Am 28.01. 2022 schreibt Nils Minkmar in der „Süddeutschen Zeitung“:
„Zwei widersprüchliche Studien wurden vor dem diesjährigen Holocaust-Gedenktag veröffentlicht. Die eine, vom World Jewish Congress und seinem Präsidenten Ron Lauder beauftragt, gibt Grund zur Sorge. Nach ihr sind viele Deutsche noch antisemitisch eingestellt und wissen schlicht zu wenig über den Massenmord an europäischen Juden. […]
Eine andere, vom Kölner Rheingold Institut in Auftrag des Erinnerungszentrum Arolsen Archives durchgeführt, kommt zu einem etwas anderen Ergebnis. Danach sind gerade junge Menschen zwischen 16 und 25 besonders daran interessiert, sich mit diesem Kapitel der Geschichte zu beschäftigen. Sie sehen darin einen moralischen Auftrag jenseits postmoderner Beliebigkeit und fragen sich, welche Lehren sich daraus für die Gegenwart ergeben. Was stimmt denn nun?
Am Ende beides: Es gibt noch zu viele Reservate des Antisemitismus und zugleich den Wunsch einer jungen Generation, mehr zu erfahren und aus der Geschichte eine moralisch relevante und verbindliche Lehre zu ziehen. Die Ratlosigkeit im Umgang mit diesen Taten wird weiter zunehmen. Nun kommen die Gedenktage, an denen kaum noch Überlebende des Vernichtungswahns selbst Zeugnis ablegen können. Wie hält man die Erinnerung lebendig – so, dass sie uns noch fordert?”

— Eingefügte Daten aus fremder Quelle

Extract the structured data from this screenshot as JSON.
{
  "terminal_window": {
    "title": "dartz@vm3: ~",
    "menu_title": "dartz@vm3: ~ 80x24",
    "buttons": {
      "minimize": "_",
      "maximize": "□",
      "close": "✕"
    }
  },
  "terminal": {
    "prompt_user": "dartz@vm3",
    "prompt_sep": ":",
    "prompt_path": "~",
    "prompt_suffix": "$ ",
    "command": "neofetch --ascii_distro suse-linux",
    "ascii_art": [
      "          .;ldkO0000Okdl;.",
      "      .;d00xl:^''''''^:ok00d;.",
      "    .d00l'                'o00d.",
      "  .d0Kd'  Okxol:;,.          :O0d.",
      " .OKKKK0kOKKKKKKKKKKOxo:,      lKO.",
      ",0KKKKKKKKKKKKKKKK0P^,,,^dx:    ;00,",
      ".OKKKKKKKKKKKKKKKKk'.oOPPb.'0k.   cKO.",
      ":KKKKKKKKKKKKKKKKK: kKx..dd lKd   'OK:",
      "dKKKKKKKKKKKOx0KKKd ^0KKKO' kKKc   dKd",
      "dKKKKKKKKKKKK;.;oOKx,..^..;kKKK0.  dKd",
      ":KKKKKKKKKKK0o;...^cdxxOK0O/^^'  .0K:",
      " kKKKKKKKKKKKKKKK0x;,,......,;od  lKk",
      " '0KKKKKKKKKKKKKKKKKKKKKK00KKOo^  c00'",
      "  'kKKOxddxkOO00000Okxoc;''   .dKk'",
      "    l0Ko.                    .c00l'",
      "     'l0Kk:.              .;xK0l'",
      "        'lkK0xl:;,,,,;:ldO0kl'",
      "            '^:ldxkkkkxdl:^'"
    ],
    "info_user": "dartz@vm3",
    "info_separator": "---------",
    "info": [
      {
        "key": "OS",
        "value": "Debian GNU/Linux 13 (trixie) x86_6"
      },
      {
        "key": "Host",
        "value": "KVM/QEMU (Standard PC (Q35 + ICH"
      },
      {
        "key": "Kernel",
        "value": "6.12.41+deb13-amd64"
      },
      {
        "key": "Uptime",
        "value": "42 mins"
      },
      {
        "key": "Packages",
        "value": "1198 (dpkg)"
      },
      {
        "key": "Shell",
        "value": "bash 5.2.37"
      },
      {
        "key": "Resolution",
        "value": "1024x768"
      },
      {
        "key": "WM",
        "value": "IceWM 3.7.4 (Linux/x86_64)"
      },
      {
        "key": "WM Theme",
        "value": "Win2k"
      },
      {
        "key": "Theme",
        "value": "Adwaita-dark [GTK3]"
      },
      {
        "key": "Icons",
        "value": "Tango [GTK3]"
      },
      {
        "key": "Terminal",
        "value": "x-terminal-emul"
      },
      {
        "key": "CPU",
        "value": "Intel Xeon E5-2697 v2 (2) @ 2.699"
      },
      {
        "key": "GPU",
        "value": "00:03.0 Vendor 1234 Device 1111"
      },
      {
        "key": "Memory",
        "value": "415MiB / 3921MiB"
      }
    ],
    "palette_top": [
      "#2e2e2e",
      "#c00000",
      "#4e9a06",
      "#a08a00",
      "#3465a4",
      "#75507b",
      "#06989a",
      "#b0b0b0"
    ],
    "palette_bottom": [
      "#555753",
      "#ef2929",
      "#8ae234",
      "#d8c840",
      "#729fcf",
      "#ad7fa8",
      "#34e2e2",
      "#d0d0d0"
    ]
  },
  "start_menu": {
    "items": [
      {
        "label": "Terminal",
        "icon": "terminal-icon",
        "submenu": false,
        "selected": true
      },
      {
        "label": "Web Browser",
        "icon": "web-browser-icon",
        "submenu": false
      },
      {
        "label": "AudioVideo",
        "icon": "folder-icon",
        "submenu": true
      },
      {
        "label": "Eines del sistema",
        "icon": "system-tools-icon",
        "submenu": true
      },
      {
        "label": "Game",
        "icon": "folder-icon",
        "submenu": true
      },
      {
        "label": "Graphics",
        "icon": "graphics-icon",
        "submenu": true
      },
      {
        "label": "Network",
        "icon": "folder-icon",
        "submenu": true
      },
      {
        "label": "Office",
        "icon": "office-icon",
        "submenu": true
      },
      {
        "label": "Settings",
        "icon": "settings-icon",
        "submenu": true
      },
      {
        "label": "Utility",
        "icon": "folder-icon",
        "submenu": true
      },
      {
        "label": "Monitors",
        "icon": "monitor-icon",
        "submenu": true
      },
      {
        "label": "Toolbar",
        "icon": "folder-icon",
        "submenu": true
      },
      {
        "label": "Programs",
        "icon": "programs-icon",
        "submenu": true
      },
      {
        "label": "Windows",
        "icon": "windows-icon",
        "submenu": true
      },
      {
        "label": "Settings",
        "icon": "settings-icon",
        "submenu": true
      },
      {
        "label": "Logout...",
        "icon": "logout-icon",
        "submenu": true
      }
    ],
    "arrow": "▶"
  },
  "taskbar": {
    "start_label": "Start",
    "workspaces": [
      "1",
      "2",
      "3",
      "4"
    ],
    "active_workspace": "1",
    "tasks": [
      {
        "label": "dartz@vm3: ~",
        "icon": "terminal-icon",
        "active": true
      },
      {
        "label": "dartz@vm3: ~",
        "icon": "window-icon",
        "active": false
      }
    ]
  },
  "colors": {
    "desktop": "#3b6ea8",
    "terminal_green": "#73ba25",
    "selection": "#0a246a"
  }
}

Im Spannungsgeflecht zwischen dem Wunsch nach Wissen, nach Auseinandersetzung sowie dem Bedürfnis, eine Erinnerungskultur neu zu schaffen, wurde am 28. Januar 2022 im Forum der Städtischen Maria-Montessori-Gesamtschule Meerbusch der diesjährige Tag des Gedenkens der Opfer des Nationalsozialismus begangen.
Im Mittelpunkt stand der Gedanke, dass es unsere Aufgabe ist, sich der Strukturen, die den Wunsch nach Ausgrenzung und Erniedrigung anderer herbeiführen, bewusst zu werden und sich ihnen entgegenzusetzen.
Den Auftakt der Gedenkstunde machten Aufnahmen aus Buchenwald. Sie entstanden im Rahmen eines Besuchs des ehemaligen KZs und der heutigen Gedenkstätte von Schüler*innen der Q2 während ihrer Studienfahrt. In der Gedenkstunde präsentierten sie ihre Gedanken und Empfindungen.
Im Anschluss trugen Schüler*innen der Q1 Gedichte von Autor*innen jüdischen Glaubens und eigenen Gedichten zum Thema Holocaust vor.
Im Mittelpunkt der Gedenkstunde stand die Frage, inwiefern unser Denken durch unsere Sprache geprägt wird. In einer Unterrichtsreihe beschäftigten sich Schüler*innen des Deutsch-Leistungskurses der Q2 mit der Frage, ob die Sprache der Nationalsozialisten auch heute noch Einfluss auf unser Denken hat.
Zum Ausklang hörten wir Musik von Giora Feidman, „May the Heavens Rejoice“. Der Titel des Liedes lautet übersetzt: „Möge der Himmel sich freuen“. Dieser Titel schenkt Hoffnung. Hoffnung, dass es uns gelingen kann, uns dem Gedankengut, das Angst und Hass schürt, entgegenzustellen.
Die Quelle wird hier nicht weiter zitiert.